Желвак на его скуле выпер на сантиметр. Так и есть: он ревнует Мишика не к мамаше — к крохотной дочке. Мамаши — что? — какие-то устрицы членистоногие, раз в году можно даже и это — оскомины ради. Для того он Мишика и возил в Париж, по крайней мере, кроме лягушек и устриц — шикарное рвотное! — тот ничего не упомнил. Потому что дурак дураком, ему колхозное стадо пасти, в лучшем случае киношку крутить односельчанам, что ведь и делал два года… Отарик в Париж обещал, обещал, может, и врал, но куда бы он делся, свозил бы как миленький! Уже не только по паспорту (пусть второму, отчасти и липовому, но тоже серпастому!), уже и в любое время суток, где заставал — хоть за стиркой, — там ему и была женой, а он опять свою каргу длинноносую в дом везет: Нателлочке на консультацию, Нателлочке на операцию… А она за шовчик свой свеженький держится: «Золотое твое сердце, Сашико! Отари тебе подарок делать хочет!» — «Мне, Ната, как-то неловко, за комнату вы мне платите…» — «И Отари, слушай, тоже говорит: какой подарок? Эуфь! Ты эту женщину обидеть хочешь?» — Всю Первую градскую до последней няньки обидели — не побоялись! — а Саше, как кошке помоечной, что сама не съела: «Супик сваришь, чипсик возьмешь… Такая хорошая женщина — почему одинокая?»
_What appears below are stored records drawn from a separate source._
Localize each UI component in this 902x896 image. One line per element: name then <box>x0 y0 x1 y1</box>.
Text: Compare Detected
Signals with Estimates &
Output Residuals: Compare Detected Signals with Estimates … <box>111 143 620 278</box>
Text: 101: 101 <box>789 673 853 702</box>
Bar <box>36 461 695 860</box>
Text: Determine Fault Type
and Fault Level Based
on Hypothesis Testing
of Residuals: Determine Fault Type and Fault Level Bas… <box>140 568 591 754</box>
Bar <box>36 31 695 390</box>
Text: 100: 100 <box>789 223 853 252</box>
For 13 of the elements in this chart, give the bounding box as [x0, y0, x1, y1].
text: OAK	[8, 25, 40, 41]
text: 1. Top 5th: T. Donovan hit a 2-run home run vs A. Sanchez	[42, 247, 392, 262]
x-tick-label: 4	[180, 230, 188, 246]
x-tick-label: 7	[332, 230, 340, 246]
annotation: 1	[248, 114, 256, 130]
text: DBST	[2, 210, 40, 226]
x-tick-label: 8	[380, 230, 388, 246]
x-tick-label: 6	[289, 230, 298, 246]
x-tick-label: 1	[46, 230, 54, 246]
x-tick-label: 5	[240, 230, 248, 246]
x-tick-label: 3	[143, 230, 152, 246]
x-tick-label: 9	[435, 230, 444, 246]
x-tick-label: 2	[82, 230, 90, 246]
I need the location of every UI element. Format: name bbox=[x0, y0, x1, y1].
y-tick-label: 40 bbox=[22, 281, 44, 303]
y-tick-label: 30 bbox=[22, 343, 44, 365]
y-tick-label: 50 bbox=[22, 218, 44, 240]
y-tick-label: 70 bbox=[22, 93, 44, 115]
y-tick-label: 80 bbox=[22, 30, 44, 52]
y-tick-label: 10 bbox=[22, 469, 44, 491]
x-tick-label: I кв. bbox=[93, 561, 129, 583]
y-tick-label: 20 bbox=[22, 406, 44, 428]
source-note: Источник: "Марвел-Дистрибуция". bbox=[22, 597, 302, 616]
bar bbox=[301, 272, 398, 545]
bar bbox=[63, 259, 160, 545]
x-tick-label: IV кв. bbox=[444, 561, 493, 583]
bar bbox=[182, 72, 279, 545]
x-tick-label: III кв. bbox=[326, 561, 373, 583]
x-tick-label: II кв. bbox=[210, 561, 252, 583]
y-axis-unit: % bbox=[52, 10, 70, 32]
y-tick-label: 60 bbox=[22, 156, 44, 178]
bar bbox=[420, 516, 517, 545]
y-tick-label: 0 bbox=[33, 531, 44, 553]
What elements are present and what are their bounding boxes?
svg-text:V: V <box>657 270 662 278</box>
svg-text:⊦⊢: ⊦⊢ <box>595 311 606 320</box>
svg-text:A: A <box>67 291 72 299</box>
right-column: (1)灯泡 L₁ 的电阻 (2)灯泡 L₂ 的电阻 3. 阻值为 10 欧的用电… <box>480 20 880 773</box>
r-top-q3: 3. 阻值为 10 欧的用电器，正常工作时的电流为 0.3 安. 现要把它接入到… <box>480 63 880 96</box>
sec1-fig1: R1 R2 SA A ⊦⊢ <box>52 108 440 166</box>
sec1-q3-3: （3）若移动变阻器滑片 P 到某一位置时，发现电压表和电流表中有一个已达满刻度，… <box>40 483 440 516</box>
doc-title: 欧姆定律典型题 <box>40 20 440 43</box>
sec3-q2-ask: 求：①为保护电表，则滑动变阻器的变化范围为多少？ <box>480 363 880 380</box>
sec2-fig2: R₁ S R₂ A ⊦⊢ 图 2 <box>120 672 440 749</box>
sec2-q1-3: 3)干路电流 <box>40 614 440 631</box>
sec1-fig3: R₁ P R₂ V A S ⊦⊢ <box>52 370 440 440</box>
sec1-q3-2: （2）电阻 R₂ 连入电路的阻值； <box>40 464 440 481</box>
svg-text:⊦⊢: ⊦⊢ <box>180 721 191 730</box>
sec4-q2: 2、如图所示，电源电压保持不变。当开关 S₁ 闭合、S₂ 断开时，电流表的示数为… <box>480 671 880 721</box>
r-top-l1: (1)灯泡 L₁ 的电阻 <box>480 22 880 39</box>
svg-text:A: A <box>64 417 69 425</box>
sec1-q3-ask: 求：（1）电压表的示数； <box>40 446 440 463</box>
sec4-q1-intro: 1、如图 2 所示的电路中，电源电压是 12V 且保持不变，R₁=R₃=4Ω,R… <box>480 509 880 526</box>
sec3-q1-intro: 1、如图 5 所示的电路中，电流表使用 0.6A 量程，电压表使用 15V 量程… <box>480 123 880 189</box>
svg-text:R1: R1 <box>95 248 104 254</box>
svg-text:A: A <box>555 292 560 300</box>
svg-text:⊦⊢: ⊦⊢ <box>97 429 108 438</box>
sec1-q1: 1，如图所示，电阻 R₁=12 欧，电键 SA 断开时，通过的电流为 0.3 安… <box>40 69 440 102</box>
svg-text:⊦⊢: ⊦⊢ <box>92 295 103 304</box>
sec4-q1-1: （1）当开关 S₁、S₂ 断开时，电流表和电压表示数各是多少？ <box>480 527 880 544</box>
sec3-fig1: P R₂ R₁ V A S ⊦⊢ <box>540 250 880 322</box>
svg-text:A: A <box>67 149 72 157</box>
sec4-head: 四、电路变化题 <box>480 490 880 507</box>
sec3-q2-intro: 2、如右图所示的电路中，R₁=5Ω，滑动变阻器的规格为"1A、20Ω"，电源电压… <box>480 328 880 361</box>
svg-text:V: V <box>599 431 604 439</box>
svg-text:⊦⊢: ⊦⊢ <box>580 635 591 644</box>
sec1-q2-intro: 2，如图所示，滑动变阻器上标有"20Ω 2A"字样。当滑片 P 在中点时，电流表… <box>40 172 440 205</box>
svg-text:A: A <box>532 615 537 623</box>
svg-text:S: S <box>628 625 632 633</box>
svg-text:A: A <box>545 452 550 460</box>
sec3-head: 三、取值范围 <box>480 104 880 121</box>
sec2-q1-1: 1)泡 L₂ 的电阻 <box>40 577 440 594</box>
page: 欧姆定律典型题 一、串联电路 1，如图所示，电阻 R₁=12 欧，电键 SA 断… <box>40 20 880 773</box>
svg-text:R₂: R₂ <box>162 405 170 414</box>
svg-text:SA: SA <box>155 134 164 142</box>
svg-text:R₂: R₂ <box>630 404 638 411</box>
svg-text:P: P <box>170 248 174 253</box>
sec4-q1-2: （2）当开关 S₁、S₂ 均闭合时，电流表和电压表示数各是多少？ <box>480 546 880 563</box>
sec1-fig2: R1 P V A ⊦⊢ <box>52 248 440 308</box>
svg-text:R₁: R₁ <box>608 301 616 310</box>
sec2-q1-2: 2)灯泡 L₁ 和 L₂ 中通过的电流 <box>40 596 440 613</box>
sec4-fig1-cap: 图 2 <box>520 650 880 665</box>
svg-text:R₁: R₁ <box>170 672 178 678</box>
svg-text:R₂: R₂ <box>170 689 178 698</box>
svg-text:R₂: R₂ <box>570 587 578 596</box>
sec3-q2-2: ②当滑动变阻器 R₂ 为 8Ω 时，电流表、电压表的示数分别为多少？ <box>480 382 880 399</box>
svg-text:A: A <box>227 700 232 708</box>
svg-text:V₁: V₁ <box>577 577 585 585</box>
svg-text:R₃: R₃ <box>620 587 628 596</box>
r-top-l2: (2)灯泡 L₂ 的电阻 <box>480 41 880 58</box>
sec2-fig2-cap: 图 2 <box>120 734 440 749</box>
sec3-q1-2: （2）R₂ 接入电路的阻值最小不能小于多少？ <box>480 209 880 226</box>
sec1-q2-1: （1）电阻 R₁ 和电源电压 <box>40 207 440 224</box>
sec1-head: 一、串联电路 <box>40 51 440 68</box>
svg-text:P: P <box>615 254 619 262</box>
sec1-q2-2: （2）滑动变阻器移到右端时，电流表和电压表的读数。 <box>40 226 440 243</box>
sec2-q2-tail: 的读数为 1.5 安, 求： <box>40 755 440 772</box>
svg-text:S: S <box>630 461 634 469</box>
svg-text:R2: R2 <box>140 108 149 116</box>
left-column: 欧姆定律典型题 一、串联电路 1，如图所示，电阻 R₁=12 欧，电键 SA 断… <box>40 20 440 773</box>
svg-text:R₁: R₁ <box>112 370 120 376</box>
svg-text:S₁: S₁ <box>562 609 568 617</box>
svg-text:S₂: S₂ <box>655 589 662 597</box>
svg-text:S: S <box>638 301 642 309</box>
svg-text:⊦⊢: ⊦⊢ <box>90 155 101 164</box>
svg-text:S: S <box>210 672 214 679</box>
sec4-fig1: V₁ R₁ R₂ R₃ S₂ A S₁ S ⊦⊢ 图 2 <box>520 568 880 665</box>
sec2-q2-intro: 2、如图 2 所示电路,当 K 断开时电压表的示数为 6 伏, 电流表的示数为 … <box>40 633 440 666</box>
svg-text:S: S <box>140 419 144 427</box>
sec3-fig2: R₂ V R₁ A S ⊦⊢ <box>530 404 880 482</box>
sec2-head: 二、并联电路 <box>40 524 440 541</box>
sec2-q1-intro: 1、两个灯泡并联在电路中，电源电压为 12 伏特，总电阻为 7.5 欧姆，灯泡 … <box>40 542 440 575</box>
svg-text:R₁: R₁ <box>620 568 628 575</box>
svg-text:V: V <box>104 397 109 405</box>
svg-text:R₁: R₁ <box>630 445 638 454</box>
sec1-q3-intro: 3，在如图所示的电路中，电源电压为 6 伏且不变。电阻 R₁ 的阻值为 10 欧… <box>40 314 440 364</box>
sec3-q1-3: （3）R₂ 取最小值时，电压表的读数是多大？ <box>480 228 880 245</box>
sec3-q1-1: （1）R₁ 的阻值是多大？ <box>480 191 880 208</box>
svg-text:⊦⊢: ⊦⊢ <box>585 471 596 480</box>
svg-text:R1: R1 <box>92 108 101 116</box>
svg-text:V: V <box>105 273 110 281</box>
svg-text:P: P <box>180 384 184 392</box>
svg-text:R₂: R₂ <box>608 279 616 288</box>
Потому что к тебе он поехал — за пулей в затылок. А живого ты хрен бы имела. Ведь с руки уже ел! Боже мой, да его бы капитал, да ее бы энергию, да Гришкины связи! Женька бы третий курс сейчас в Сорбонне кончала! И бедная мама не в огне бы горела, как какая-нибудь язычница, а купили бы они ей место на востряковском солнечном пригорке, и не ей одной, а с запасом… Снова хлюпнула носом:
— Гринь, ты завтра часам к пяти прямо к нам подъезжай, посидим, помянем. Все будет хорошо. У меня, видишь, как все рассосалось. И у вас устаканится. Светик, чао! Головку не ленись натирать луком! Волосики надо подукрепить! — И оттого, что оба они остекленело уставились на зазвонивший телефон, ощутила себя им настолько ненужной, несущественной, несуществующей — что шагала к двери, а потом и по коридору, чтобы в этом себя разуверить, весомо припадая на обе ступни, и звенела ключами, как колокольчиком, как корова: я здесь! а теперь я вот здесь! — и пристала к двум лысеющим увальням, конечно, из инженеров, курившим на площадке что-то не по средствам душистое: — Не угостите ли?! — просто так, чтоб схлестнуть на их лицах чувство чести и чувство долга (долга баксов в пятнадцать, никак не меньше — до зарплаты, которой нет и не будет). Получилось! Их хмурые взгляды уперлись друг в друга, точно бараньи лбы, — Саша успела досчитать до восьми, пока бледная, рыжеволосая, вся в беспомощных родинках рука наконец потянулась к заднему карману.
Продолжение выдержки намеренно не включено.